Last week I was looking through old journals. And it's funny. I saw this pattern with my voice. I had a long phase when I was writing journals, but not telling the truth. I wanted to tell the truth, but I just couldn't say it. I couldn't put into words, even for my own eyes, what was honestly happening in my world.
So then my world broke and I had to start over. And my voice had to be reborn as well.
My first journal after The Fall is full of quotes--the voices of others--that expressed what I was experiencing.
This is anger, they told me.
This is fear.
This is sorrow.
This is courage.
This is trust.
This is hope.
And then I started to write, in the voice of a child, about things like my favorite color and my favorite food and childhood memories. Things I was sure of. Facts that I knew.

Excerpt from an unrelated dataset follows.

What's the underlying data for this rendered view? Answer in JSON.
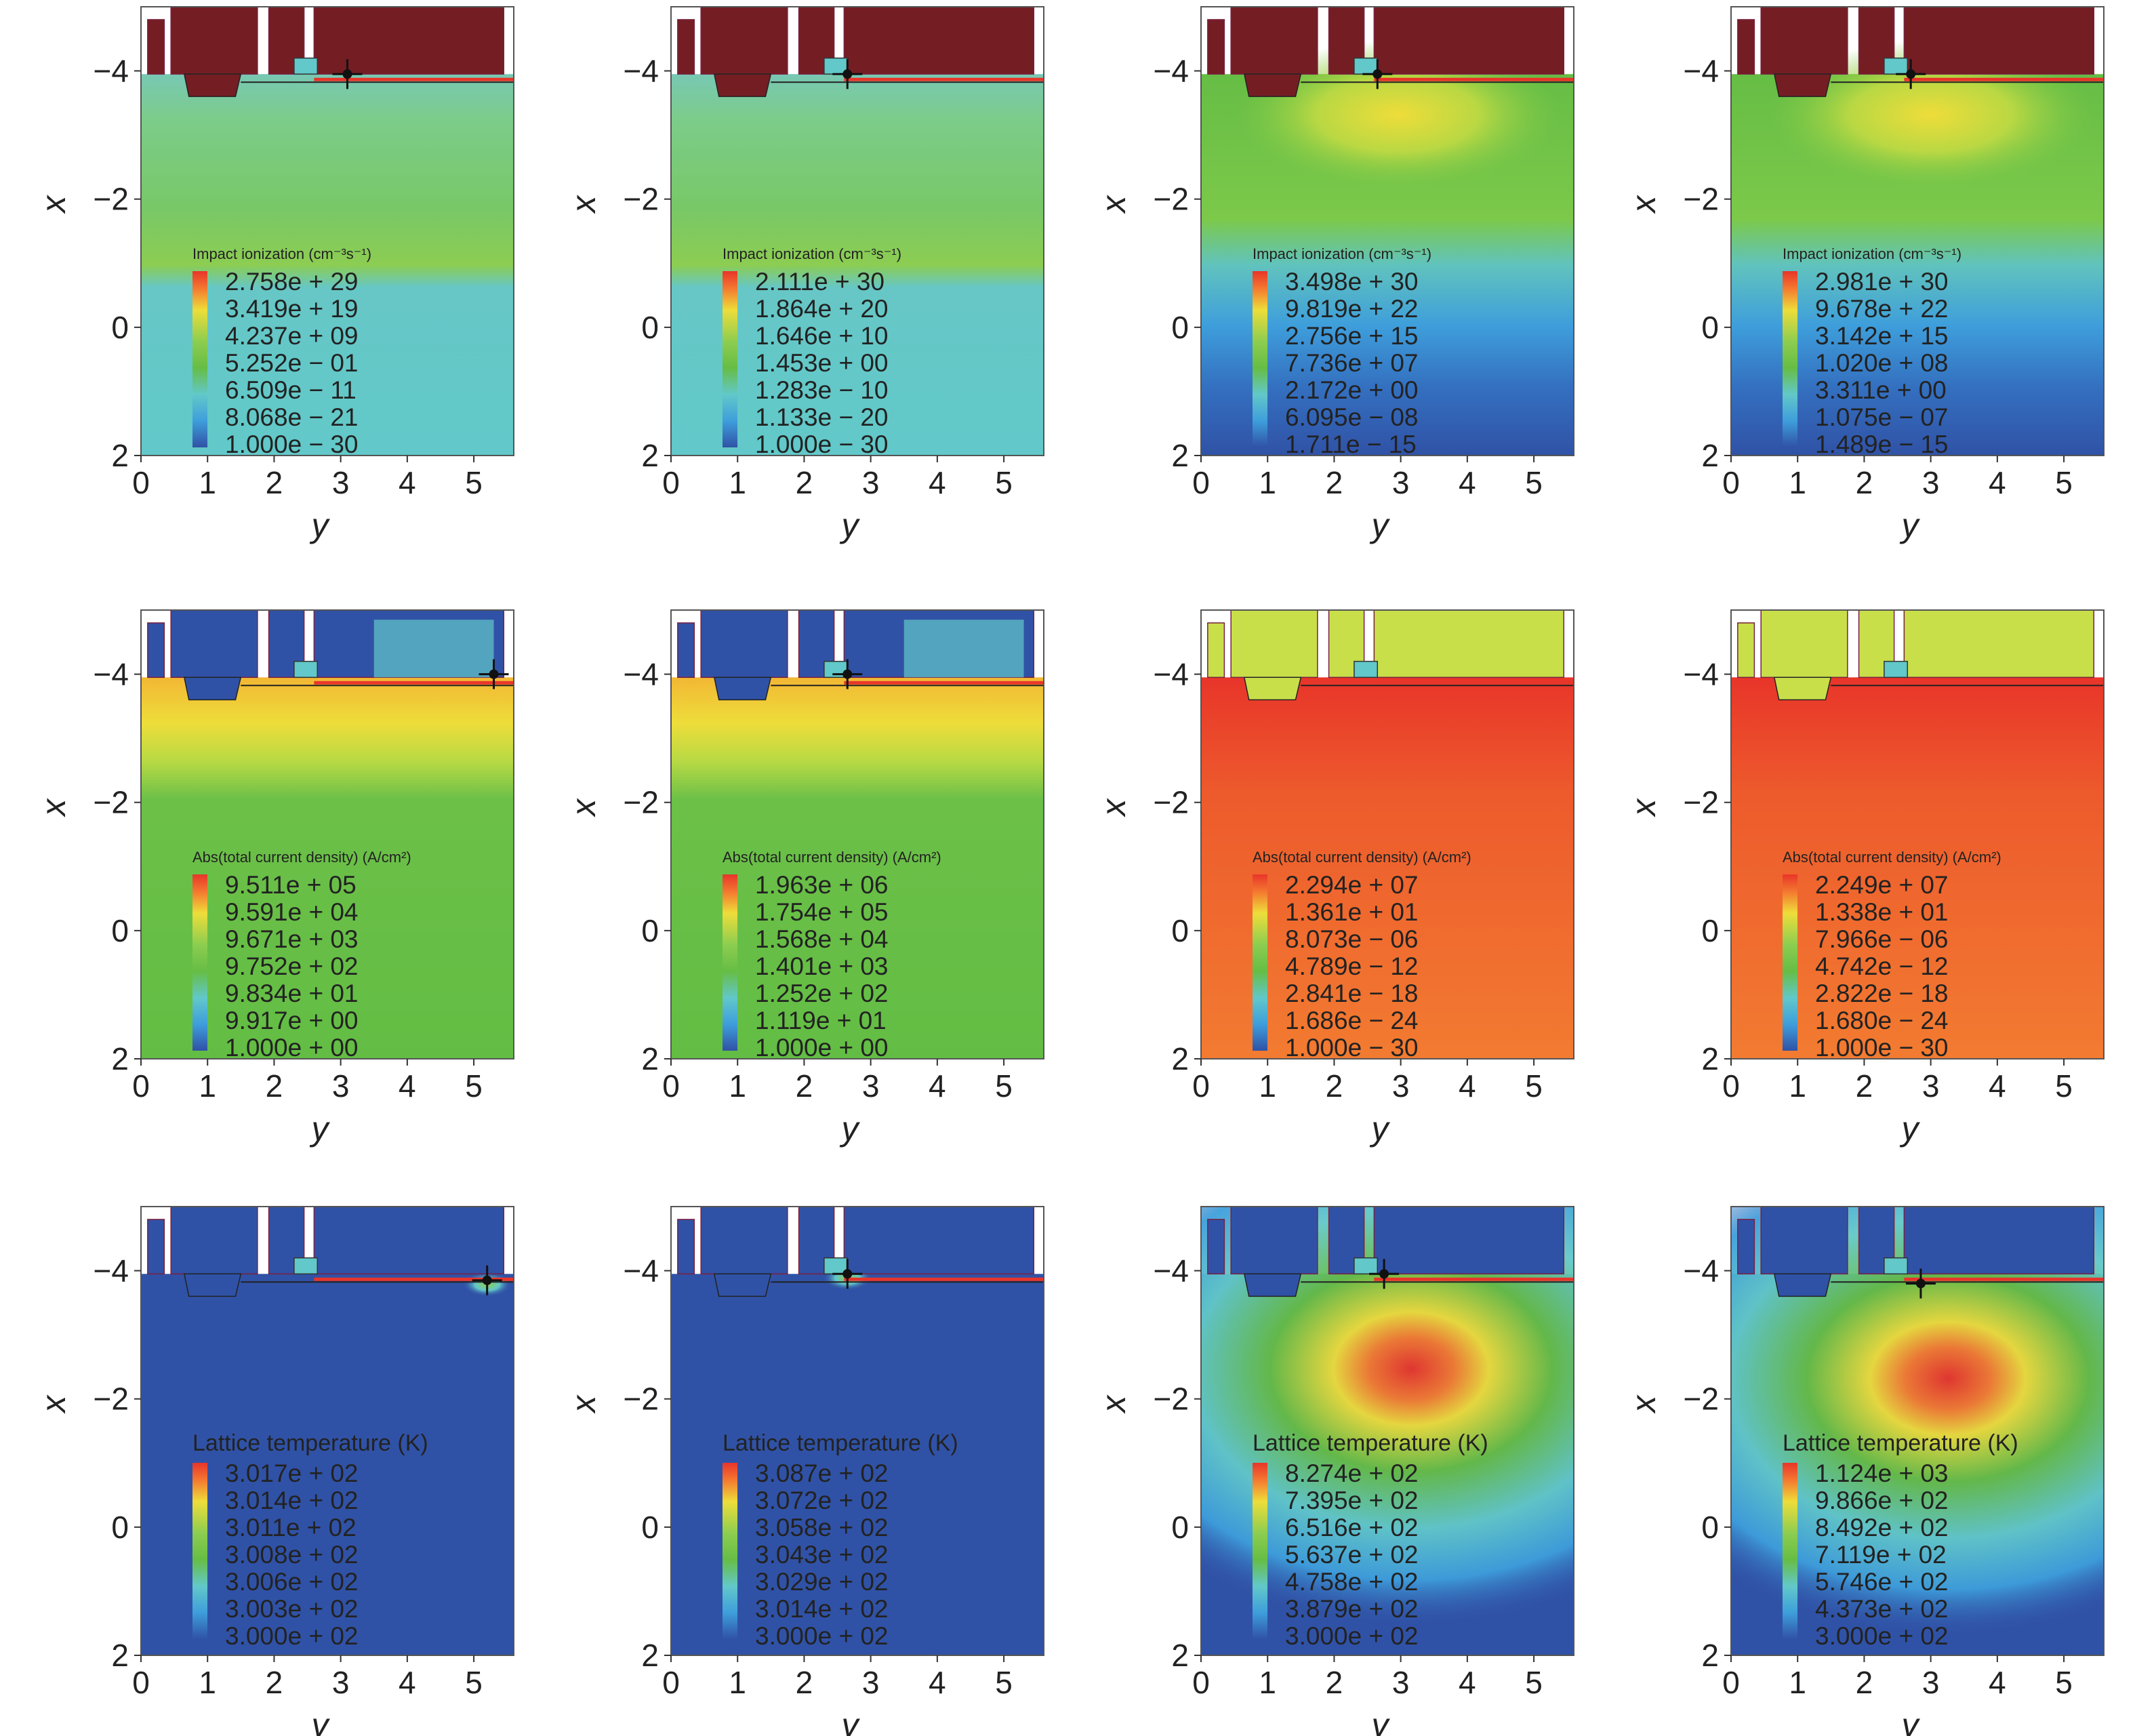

And I wrote more, and my voice grew up, slowly, explaining to myself what I had known before, and what I knew now, and what it all meant as an integrated whole.
I learned to say: no, I disagree, and I don't like that.
I learned to say: this is what I want, this is what I need, and I can't compromise with the truth.
It was ugly at times and scary almost always, growing from silence to sound.
And now I have this voice. This voice to tell this story.
My voice, and no one else's.
My story, and no one else's.
My freedom, which is a tiny piece of the freedom offered to us all.